Rebecca Pick’s revolutionary device connects directly to the police and is able to record evidence that can be used in court.
The wearer squeezes the alarm to activate it, and can switch it to “silent” so attackers do not know it has been activated.
The 21-year-old from University of Strathclyde is promoting the alarm to women’s support groups and Police Scotland.
She is preparing to launch it later this year.
“There are other personal alarms, but none connects to the police,” said Rebecca who developed the product in between her marketing and enterprise studies at Strathclyde university.
She is expecting £60,000 this week from Gabriel Investments and is in talks with companies in Edinburgh and Dunfermline about manufacturing the plastic device, called Personal Guardian. The moulds will be made in China.
The idea came from an incident in her block of flats in Glasgow.
A neighbour who was putting out her rubbish, was attacked by a man who had concealed himself among the bins. Despite her screams no one came to her aid.
“We said we needed to do something and I had done an internship with a security company. I learned about how sensor monitoring stations work,” said Rebecca.
She said wearers of the device have a choice whether it emits a sound. Some women said they did not want to make any noise as they did not want to alert their attacker.
The alarm is paired to the wearer’s smartphone and as well as connecting to the police, it can send text messages to pre-recorded numbers stored in the user’s phone.

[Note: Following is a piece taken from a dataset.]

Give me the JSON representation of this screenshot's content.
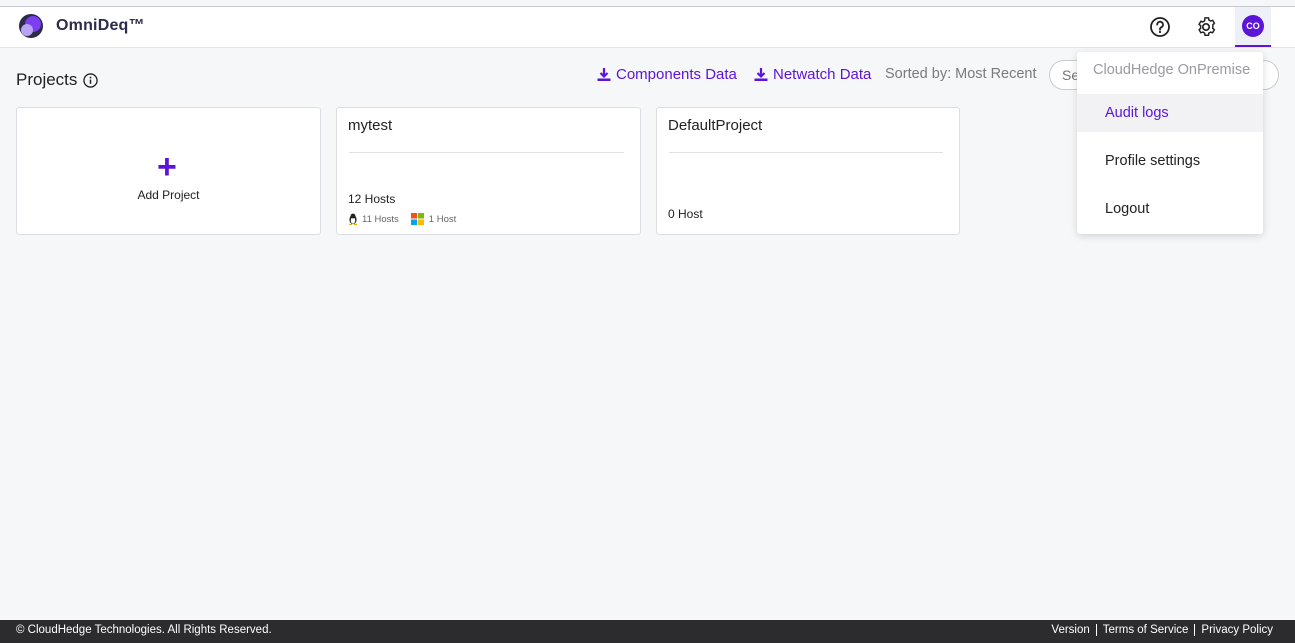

Rebecca’s target markets are female students and companies employing women who may work alone.
New health and safety legislation makes line managers more responsible for such staff, which is encouraging companies to offer greater safeguards.
Official figures from Rape Crisis UK show that 90% of rapes are committed by people already known to the victim and often happen in settings they previously considered to be safe.